Não, são todos o Ideal, se os oiço e me falam.
Quem há neste largo mundo que me confesse que uma vez foi vil?
Ó príncipes, meus irmãos,
Arre, estou farto de semideuses!
Onde é que há gente no mundo?
Então sou só eu que é vil e errôneo nesta terra?
Poderão as mulheres não os terem amado,
Podem ter sido traídos – mas ridículos nunca!
E eu, que tenho sido ridículo sem ter sido traído,
Como posso eu falar com os meus superiores sem titubear?
Eu, que venho sido vil, literalmente vil,
Vil no sentido mesquinho e infame da vileza.”
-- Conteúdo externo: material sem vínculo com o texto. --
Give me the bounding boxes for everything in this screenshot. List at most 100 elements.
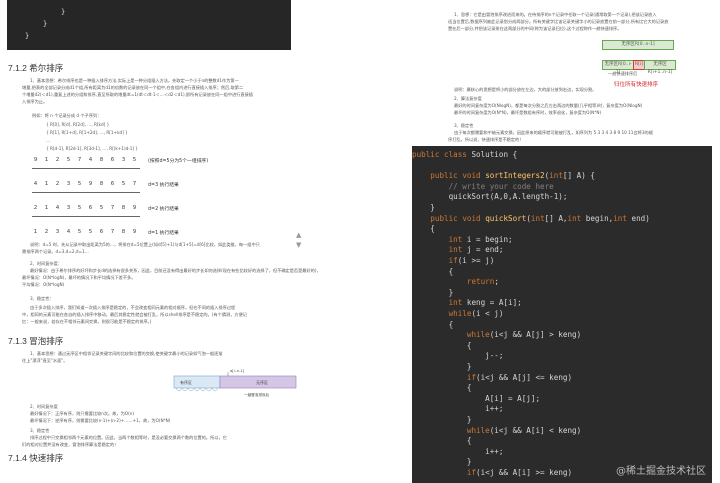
sequence-cell: 5	[121, 181, 126, 187]
figure-caption: 一趟快速排序后	[608, 71, 638, 76]
sequence-row: 2143565789	[30, 205, 140, 211]
code-line: }	[412, 457, 472, 467]
bubble-sort-figure: 有序区 无序区 a[i..n-1] 一趟冒泡排序后	[173, 369, 297, 397]
step-note: d=2 执行结果	[148, 207, 179, 212]
paragraph-line: 入排序为止。	[22, 99, 48, 104]
paragraph-line: 最坏的时间复杂度为O(N*N)，最坏是数组有序时，效率退化，复杂度为O(N*N)	[454, 110, 602, 115]
section-heading-quick-sort: 7.1.4 快速排序	[8, 453, 64, 463]
paragraph-line: 平均情况：O(N*logN)	[22, 282, 65, 287]
sequence-cell: 8	[99, 181, 104, 187]
sequence-cell: 5	[88, 229, 93, 235]
sequence-cell: 3	[66, 181, 71, 187]
sequence-cell: 3	[121, 157, 126, 163]
code-line: int keng = A[i];	[448, 298, 522, 308]
code-line: }	[412, 415, 472, 424]
paragraph-line: 个增量d2(＜d1),重复上述的分组和排序,直至所取的增量dt=1(dt＜dt-…	[22, 92, 253, 97]
example-row: { R[d-1], R[2d-1], R[3d-1], …, R[(k+1)d-…	[46, 146, 139, 151]
sequence-cell: 6	[99, 229, 104, 235]
sequence-row: 9125748635	[30, 157, 140, 163]
code-line: public void sortIntegers2(int[] A) {	[430, 171, 595, 181]
sequence-cell: 1	[44, 181, 49, 187]
paragraph-line: 1、基本思想：希尔排序也是一种插入排序方法,实际上是一种分组插入方法。先取定一个…	[30, 78, 239, 83]
left-column: } } } 7.1.2 希尔排序 1、基本思想：希尔排序也是一种插入排序方法,实…	[0, 0, 362, 483]
code-line: if(i<j && A[j] <= keng)	[466, 372, 573, 382]
sequence-cell: 3	[66, 205, 71, 211]
scroll-down-icon[interactable]: ▼	[296, 242, 302, 249]
figure-label: 一趟冒泡排序后	[244, 392, 270, 397]
code-line: {	[412, 266, 454, 276]
sequence-cell: 5	[77, 205, 82, 211]
sequence-cell: 9	[132, 229, 137, 235]
sequence-cell: 7	[132, 181, 137, 187]
figure-box: 无序区R[0..n-1]	[602, 40, 674, 50]
sequence-cell: 1	[44, 205, 49, 211]
sequence-cell: 4	[66, 229, 71, 235]
sequence-cell: 2	[55, 181, 60, 187]
code-line: }	[412, 203, 435, 212]
figure-label: 无序区	[256, 379, 268, 385]
sequence-cell: 9	[132, 205, 137, 211]
paragraph-line: 1、思想：它是由冒泡排序改进而来的。在待排序的n个记录中任取一个记录(通常取第一…	[454, 12, 657, 17]
code-line: // write your code here	[412, 181, 554, 191]
code-brace: }	[25, 32, 30, 40]
figure-box: 无序区R[i+1..n-1]	[644, 60, 676, 75]
paragraph-line: 中，相同的元素可能在各自的插入排序中移动，最后其稳定性就会被打乱，所以shell…	[22, 312, 247, 317]
sequence-cell: 5	[77, 181, 82, 187]
paragraph-line: 需排序两个记录。d=3,d=2,d=1…	[22, 249, 89, 254]
watermark: @稀土掘金技术社区	[616, 466, 706, 477]
document-page: } } } 7.1.2 希尔排序 1、基本思想：希尔排序也是一种插入排序方法,实…	[0, 0, 720, 483]
paragraph-line: 1、基本思想：通过无序区中相邻记录关键字间的比较和位置的交换,使关键字最小的记录…	[30, 351, 223, 356]
code-brace: }	[61, 8, 66, 16]
code-line: A[i] = A[j];	[412, 393, 541, 403]
paragraph-line: 排序过程中只交换相邻两个元素的位置。因此，当两个数相等时，是没必要交换两个数的位…	[30, 435, 227, 440]
sequence-cell: 8	[121, 205, 126, 211]
code-line: {	[412, 383, 472, 393]
code-line: {	[412, 436, 472, 446]
right-column: 1、思想：它是由冒泡排序改进而来的。在待排序的n个记录中任取一个记录(通常取第一…	[362, 0, 720, 483]
paragraph-line: 们的相对位置并没有改变，冒泡排序算法是稳定的！	[22, 442, 119, 447]
sequence-cell: 5	[132, 157, 137, 163]
top-code-snippet: } } }	[7, 0, 291, 50]
section-heading-bubble-sort: 7.1.3 冒泡排序	[8, 336, 64, 346]
sequence-row: 1234556789	[30, 229, 140, 235]
sequence-cell: 9	[88, 181, 93, 187]
example-row: { R[1], R[1+d], R[1+2d], …, R[1+kd] }	[46, 130, 128, 135]
sequence-cell: 6	[110, 157, 115, 163]
sequence-cell: 7	[110, 229, 115, 235]
sequence-cell: 6	[88, 205, 93, 211]
paragraph-line: 往上"漂浮"直至"水面"。	[22, 358, 68, 363]
scroll-up-icon[interactable]: ▲	[296, 232, 302, 239]
code-line: int j = end;	[448, 245, 504, 255]
code-line: while(i < j)	[448, 309, 504, 318]
figure-box: 无序区R[0..i-1]	[602, 60, 634, 75]
sequence-cell: 8	[121, 229, 126, 235]
arrow-line	[32, 192, 140, 193]
paragraph-line: 最坏情况下：逆序有序，则需要比较(n-1)+(n-2)+……+1，故，为O(N*…	[30, 418, 171, 423]
code-brace: }	[43, 20, 48, 28]
quick-sort-figure: 无序区R[0..n-1] 无序区R[0..i-1] R[i] 无序区R[i+1.…	[602, 38, 692, 90]
paragraph-line: 最好的时间复杂度为O(NlogN)，都是每次分割之后左右两边的数量(几乎相等)时…	[454, 103, 643, 108]
arrow-line	[32, 216, 140, 217]
sequence-cell: 8	[99, 157, 104, 163]
section-heading-shell-sort: 7.1.2 希尔排序	[8, 63, 64, 73]
code-line: i++;	[412, 446, 504, 456]
code-line: j--;	[412, 351, 504, 361]
paragraph-line: 适当位置后,数据序列被此记录划分成两部分。所有关键字比该记录关键字小的记录放置在…	[448, 19, 669, 24]
sequence-cell: 5	[66, 157, 71, 163]
java-code-panel: public class Solution { public void sort…	[412, 146, 712, 483]
step-note: d=3 执行结果	[148, 183, 179, 188]
sequence-cell: 4	[33, 181, 38, 187]
paragraph-line: 置在后一部分,并把该记录排在这两部分的中间(称为该记录归位),这个过程称作一趟快…	[448, 26, 622, 31]
paragraph-line: 序打乱，所以说，快速排序是不稳定的！	[448, 137, 524, 142]
code-line: while(i<j && A[i] < keng)	[466, 425, 582, 435]
paragraph-line: 最好情况下：正序有序，则只需要比较n次。故，为O(n)	[30, 411, 134, 416]
code-line: {	[412, 319, 454, 329]
paragraph-line: 说明：d=5 时，先从记录中取出距离为5的…，将排在d=5位置上(如d[5]+1…	[30, 242, 260, 247]
sequence-row: 4123598657	[30, 181, 140, 187]
arrow-line	[32, 168, 140, 169]
subsection-title: 2、时间复杂度：	[30, 261, 62, 266]
paragraph-line: 忆：一般来说，若存在不相邻元素间交换，则很可能是不稳定的排序。)	[22, 319, 152, 324]
sequence-cell: 1	[44, 157, 49, 163]
sequence-cell: 7	[110, 205, 115, 211]
code-line: int i = begin;	[448, 234, 513, 244]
E assim dou por encerrado esta refrega, dizendo a quem porventura se condoeu ou solidarizou, que a preguiça foi de então, do momento, do dia. Venceu e foi campeã, mas hoje é outro dia, e já fui correr como queria, dando ao asfalto meu tanto de suor e momentosos pensamentos. Mas que foi bom preguiçar, lá isso foi.
E assim vou, seguindo de acordo com a minha filosofia de vida, o ditado que me acompanha a cada passo e assim reza: “Agora é já, depois é mais tarde”.
Ótimo post Rodolfo! E obrigada por nos brindar com Pessoa (sempre ele…) a nos estapear nesse mundo meio morno em que nos encontramos.
É claro que nós corredores temos preguiça, crises de angústia, de inferioridade, perguntamo-nos por que fazemos isso conosco quando estamos sofrendo em um treino ou numa prova (o que passa sempre no final, já sabemos…). O fato é que muito poucos admitem isso até para si mesmos.
É isso, vamos na roda viva, cada dia do seu jeito.
Abraços.
Uma preguicinha vez em quando é sempre bem vinda. Ainda mais se for comendo croissant de chocolate….
De Acordo. Aliás, resolvi fazer uma inter temporada, isto é: Um mês de férias. Só com caminhadas e trotes. Volto a correr só no dia 1 de setembro.
Rodolfo, belo texto. 2400 km até Julho….. eu tenho como objetivo 1248 km para esse ano. E se conseguir ainda vou dar uma festa !!!!
Um abraço
Luís Augusto
PARABÉNS pelo texto.
Traduz o que muitos de nós fazemos muitíssimas vezes. E claro, é super normal.